Lise Morin

Parution : imagine… 65, Sainte-Foy, 1993, p. 61-72.

Comme l’indique le titre de son étude, Lise Morin analyse la nouvelle fantastique de Marie José Thériault, « Les Cyclopes du jardin public », en exposant le mécanisme de séduction dont le personnage masculin est le jouet. Elle établit d’abord une distinction entre « un discours de la séduction qui vise à gagner l’adhésion du lecteur », et un discours sur la séduction qui « donne à voir la fascination exercée par une créature maléfique sur son humaine proie ». Reconnaissant que ces deux types d’envoûtement sont parfois intimement liés, elle se concentre sur le second discours qui opère, pourrait-on dire, en trois temps : le leurre, la réification et la transformation.

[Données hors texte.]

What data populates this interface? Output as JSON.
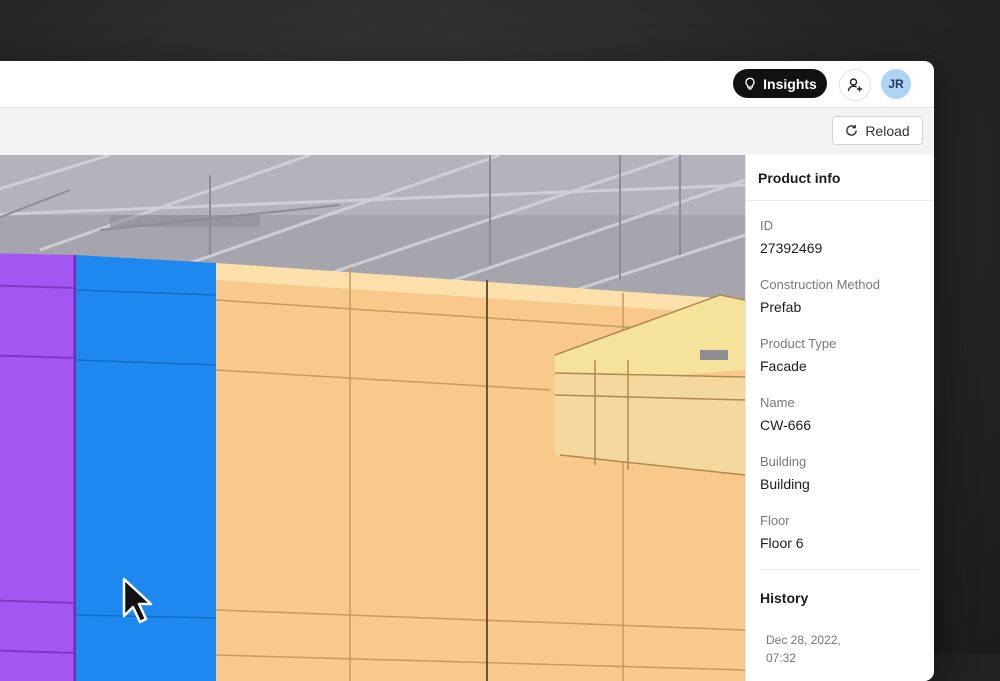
{
  "header": {
    "insights_label": "Insights",
    "avatar_initials": "JR"
  },
  "toolbar": {
    "reload_label": "Reload"
  },
  "panel": {
    "title": "Product info",
    "fields": [
      {
        "label": "ID",
        "value": "27392469"
      },
      {
        "label": "Construction Method",
        "value": "Prefab"
      },
      {
        "label": "Product Type",
        "value": "Facade"
      },
      {
        "label": "Name",
        "value": "CW-666"
      },
      {
        "label": "Building",
        "value": "Building"
      },
      {
        "label": "Floor",
        "value": "Floor 6"
      }
    ],
    "history_title": "History",
    "history_entry": "Dec 28, 2022, 07:32"
  },
  "colors": {
    "selected_panel": "#1e88f0",
    "purple_panel": "#a356f0",
    "facade_panel": "#f8c98a"
  },
  "icons": [
    "lightbulb-icon",
    "add-user-icon",
    "reload-icon",
    "mouse-cursor-icon"
  ]
}
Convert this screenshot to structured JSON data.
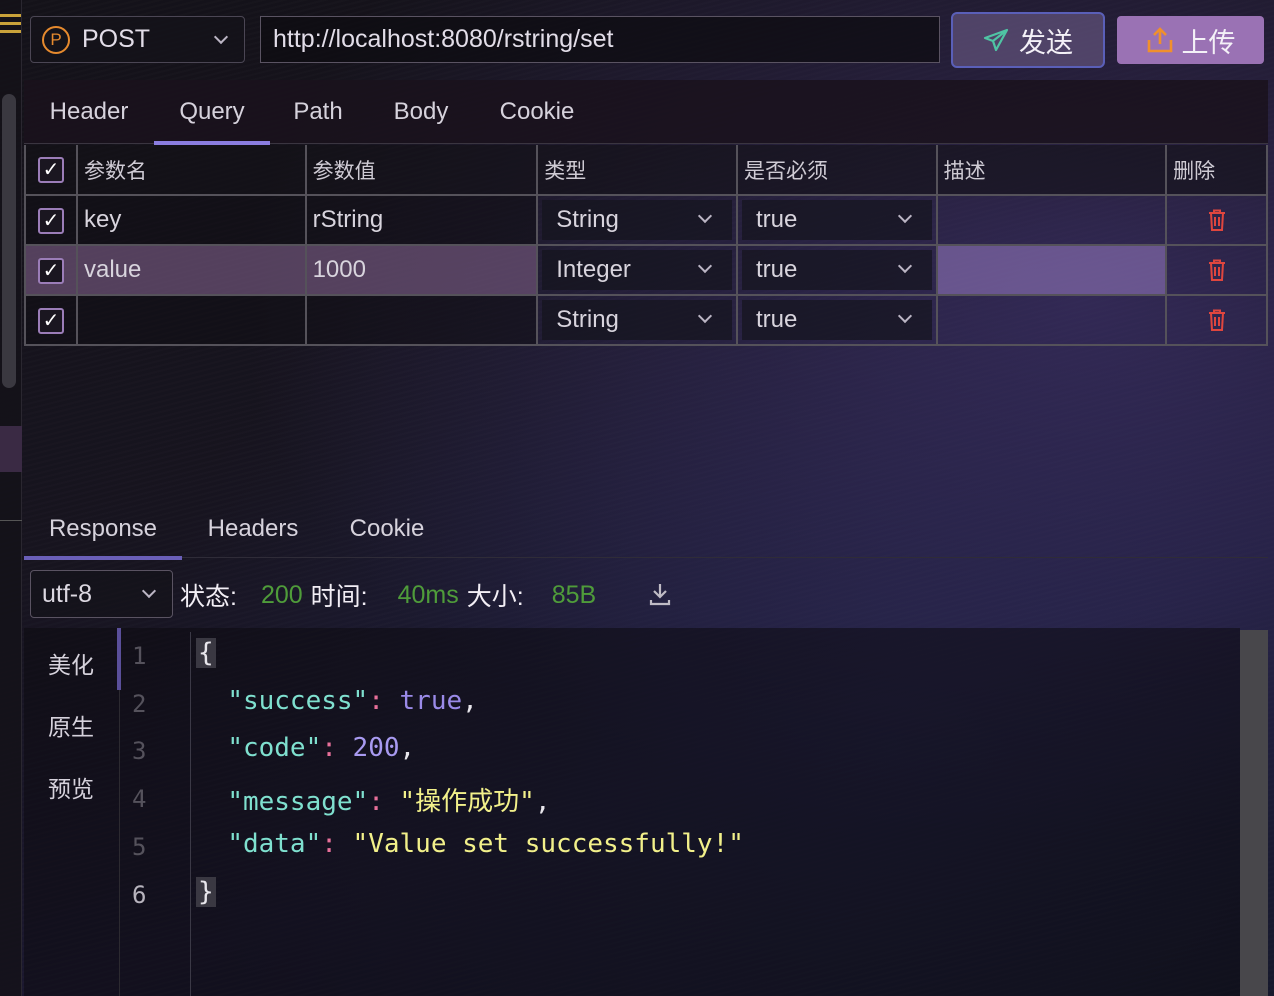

Le paysage naturel et urbain qui se modifie à l’encontre de toute vraisemblance compose un décor factice, principal agent du leurre qui appâte la victime, auquel il faut ajouter le personnage de l’Eurasienne qui guide l’homme. Cette femme joue sur le double sens de séduire : plaire et tromper. L’essayiste montre aussi que la séduction de l’homme, qui entraîne sa réification – perte du statut chez le sujet qui devient un objet de consommation –, tire profit de certains attributs de la victime : faible sens de l’observation, absence de clairvoyance, manque total d’imagination, difficulté à interpréter correctement le réel. Si bien que, dans le fantastique, avance Lise Morin, la victime se fait complice de son agresseur en cédant à l’attirance ou à la fascination. 

La phase finale qui suit la pétrification de l’homme mène à sa transformation en cubes de chair crue servis sur des canapés. Ainsi, le fantastique inverse les rôles : le consommateur potentiel que représentait l’homme en observant le contenu des vitrines de la rue commerciale chinoise qu’il emprunte est lui-même consommé par des douzaines de femmes semblables à l’Eurasienne. Lise Morin conclut son exposé en rappelant que la victime, qui est en définitive responsable de son sort, a au moins « l’insigne privilège de contempler la beauté du diable ».

Source : Janelle, Claude, L'ASFFQ 1993, Alire, p. 224.